The State Council on Thursday appointed the head of National Corruption Prevention Bureau, a brand new and first ever anti-corruption agency.
Ma Wen, the newly appointed Minister of Supervision, was appointed head of the bureau, with Qu Wanxiang, Vice Minister of Supervision, as the deputy head, according to a press release issued by the State Council.
Few detail is available about the establishment of the bureau in the press release.
"I have no idea of how the bureau will function. But personally I think this would be a tough job, even tougher than investigating a high-profile official involved in corruption scandal," said Prof. Ren Jianmin, from the School of Public Policy and Management of Tsinghua University.
One of the important jobs to prevent corruption is to reform the supervision system on officials and develop new anti-corruption policies, he said.
Some of these reforms will face resistance as they might harm interests of some powerful people, he said.
The news of setting up such a new anti-corruption agency was first released by Gan Yisheng, spokesman for the Central Commission for Discipline Inspection (CCDI) of the Communist Party of China (CPC), early this year.
At the annual session of National People's Congress this March, another CCDI senior official Xia Zanzhong also confirmed that the establishment of the bureau has been approved and the framework of personnel been set.
As one of the efforts to curb corrupt officials, the new agency is expected to play an effective role in corruption prevention, Gan said at a press conference in February.
The proposed bureau will follow effective practices seen overseas, he said.
According to Gan, the new agency will set up units at local level once the headquarters is established.
"China sets up such a high-powered national corruption prevention body as one of the efforts to apply the United Nations Convention against Corruption," Ren said.
It was also driven by domestic need to curb corruption in government departments.
According to CCDI, 97,260 officials were disciplined last year, more than 80 percent of whom had failed to carry out duties, taken bribes or violated the party's financial rules.
Several high-profile officials had fallen in corruption scandals, including the former head of the food and drug administration and former party head of China's economic hub Shanghai.
"We can't count on punishment only.

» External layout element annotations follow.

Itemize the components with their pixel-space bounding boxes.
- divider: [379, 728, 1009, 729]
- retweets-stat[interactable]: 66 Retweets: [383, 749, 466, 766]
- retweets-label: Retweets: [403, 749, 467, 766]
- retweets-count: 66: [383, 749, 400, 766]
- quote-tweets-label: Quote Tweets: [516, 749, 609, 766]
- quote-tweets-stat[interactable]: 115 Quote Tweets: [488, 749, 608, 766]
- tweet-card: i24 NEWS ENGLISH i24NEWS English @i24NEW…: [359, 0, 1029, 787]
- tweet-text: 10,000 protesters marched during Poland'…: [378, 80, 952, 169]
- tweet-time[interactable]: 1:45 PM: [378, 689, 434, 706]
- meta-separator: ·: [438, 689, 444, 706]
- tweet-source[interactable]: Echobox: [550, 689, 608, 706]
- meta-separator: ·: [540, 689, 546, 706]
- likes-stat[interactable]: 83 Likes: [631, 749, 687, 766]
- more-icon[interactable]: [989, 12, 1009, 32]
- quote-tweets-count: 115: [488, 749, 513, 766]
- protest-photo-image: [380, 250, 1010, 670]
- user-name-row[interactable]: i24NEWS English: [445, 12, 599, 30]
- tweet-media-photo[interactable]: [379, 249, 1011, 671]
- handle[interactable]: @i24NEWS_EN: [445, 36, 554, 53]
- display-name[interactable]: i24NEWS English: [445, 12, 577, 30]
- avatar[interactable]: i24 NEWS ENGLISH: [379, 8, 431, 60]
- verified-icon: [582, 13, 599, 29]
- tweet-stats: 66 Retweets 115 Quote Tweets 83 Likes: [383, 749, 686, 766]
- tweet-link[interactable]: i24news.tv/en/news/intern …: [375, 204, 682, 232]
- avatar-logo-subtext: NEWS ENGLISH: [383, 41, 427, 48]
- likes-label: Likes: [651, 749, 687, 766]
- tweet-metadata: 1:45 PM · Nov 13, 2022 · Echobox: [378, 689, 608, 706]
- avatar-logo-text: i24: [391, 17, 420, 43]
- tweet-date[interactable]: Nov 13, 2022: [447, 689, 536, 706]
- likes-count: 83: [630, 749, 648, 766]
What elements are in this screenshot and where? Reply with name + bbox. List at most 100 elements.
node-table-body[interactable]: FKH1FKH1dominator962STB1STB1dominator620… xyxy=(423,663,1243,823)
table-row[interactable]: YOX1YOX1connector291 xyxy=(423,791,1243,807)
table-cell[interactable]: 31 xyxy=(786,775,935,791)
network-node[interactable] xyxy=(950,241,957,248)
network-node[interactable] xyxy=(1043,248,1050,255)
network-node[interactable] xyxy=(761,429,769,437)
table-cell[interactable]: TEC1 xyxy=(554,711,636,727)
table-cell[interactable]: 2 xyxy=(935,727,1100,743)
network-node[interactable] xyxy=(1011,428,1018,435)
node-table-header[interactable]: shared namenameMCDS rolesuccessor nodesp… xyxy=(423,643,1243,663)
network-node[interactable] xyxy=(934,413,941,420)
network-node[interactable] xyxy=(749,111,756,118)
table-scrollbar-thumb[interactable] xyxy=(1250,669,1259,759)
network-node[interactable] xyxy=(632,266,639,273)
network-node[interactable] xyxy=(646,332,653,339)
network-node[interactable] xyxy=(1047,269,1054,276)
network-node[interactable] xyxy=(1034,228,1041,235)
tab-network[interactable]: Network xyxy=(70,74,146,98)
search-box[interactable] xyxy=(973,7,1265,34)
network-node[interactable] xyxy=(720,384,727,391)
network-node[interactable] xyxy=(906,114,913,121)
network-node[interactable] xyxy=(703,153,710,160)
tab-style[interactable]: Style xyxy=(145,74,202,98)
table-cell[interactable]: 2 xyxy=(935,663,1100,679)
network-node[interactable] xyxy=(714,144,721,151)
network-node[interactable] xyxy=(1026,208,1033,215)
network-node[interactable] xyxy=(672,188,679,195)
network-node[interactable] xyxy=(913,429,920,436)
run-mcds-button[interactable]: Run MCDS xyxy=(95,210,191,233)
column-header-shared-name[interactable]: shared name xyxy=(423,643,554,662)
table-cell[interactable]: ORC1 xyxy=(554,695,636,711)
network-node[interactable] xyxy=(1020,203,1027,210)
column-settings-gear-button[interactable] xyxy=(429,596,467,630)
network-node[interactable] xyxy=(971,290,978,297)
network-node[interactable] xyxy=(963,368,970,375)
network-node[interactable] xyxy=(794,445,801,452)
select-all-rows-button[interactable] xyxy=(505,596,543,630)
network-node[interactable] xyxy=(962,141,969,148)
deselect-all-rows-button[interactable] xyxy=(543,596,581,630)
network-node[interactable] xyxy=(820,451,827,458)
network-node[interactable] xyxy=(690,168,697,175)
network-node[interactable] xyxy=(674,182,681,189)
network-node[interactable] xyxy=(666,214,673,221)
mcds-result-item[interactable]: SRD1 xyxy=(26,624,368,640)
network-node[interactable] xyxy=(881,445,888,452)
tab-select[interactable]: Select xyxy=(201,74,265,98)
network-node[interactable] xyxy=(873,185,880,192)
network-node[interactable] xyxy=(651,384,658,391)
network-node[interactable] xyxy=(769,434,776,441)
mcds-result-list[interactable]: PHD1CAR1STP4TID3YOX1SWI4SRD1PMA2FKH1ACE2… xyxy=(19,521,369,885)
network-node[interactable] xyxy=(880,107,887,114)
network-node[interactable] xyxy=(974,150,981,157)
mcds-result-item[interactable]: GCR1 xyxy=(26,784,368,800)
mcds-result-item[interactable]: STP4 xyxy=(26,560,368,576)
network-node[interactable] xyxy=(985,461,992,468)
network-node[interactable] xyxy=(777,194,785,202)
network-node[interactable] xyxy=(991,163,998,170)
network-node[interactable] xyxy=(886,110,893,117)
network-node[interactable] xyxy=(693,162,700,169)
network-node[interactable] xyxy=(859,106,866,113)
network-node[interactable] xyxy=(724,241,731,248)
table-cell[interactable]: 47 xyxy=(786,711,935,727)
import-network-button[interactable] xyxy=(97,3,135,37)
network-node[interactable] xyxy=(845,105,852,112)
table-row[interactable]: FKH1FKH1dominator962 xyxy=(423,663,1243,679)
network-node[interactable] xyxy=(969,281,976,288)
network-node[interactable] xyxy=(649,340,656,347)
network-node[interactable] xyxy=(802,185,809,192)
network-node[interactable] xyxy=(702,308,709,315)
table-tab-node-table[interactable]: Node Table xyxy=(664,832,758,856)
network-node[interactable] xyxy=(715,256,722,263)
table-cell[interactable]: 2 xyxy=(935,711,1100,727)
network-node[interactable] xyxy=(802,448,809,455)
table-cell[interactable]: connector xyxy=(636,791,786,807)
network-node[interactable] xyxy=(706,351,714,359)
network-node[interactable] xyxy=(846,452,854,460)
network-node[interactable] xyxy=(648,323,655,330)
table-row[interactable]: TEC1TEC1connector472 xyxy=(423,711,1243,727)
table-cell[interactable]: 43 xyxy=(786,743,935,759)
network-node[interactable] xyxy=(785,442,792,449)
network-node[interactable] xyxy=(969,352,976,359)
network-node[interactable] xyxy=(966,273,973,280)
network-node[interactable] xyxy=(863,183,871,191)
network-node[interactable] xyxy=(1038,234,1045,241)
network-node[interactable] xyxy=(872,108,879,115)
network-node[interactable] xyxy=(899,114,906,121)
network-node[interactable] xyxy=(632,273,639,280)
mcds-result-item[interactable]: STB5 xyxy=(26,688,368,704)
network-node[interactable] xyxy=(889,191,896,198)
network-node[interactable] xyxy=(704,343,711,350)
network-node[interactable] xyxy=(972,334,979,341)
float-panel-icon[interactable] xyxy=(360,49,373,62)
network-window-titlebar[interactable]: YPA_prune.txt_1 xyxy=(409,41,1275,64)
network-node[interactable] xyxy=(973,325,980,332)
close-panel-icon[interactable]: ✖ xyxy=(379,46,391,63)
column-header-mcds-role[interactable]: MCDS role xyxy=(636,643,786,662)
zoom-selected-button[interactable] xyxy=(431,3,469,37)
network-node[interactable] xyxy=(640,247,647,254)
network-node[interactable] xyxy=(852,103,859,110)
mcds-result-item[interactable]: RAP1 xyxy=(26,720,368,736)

It will take effect for some time but did not touch the root of corruption. We need to enhance the preventive measures," said Yan Qunli, a CCDI official in charge of anti-corruption publicity and education programs.
China's policies to prevent corruption used to focus on moral education of government and party officials but in recent years a series of rules and regulations were issued to deal with systemic loopholes, covering administrative approvals, financial management, official promotion and penalty on corrupted officials.
The CCDI also kept working out policies against "new forms of corruption" trying to catch as many corrupted officials as possible.
Four months ago it has issued a regulation covering several new fields of bribery like taking stocks and shares as gifts, buying houses or cars at ridiculously low prices from those who ask them for favors, laundering bribes by gambling and asking bribers to arrange jobs after retirement.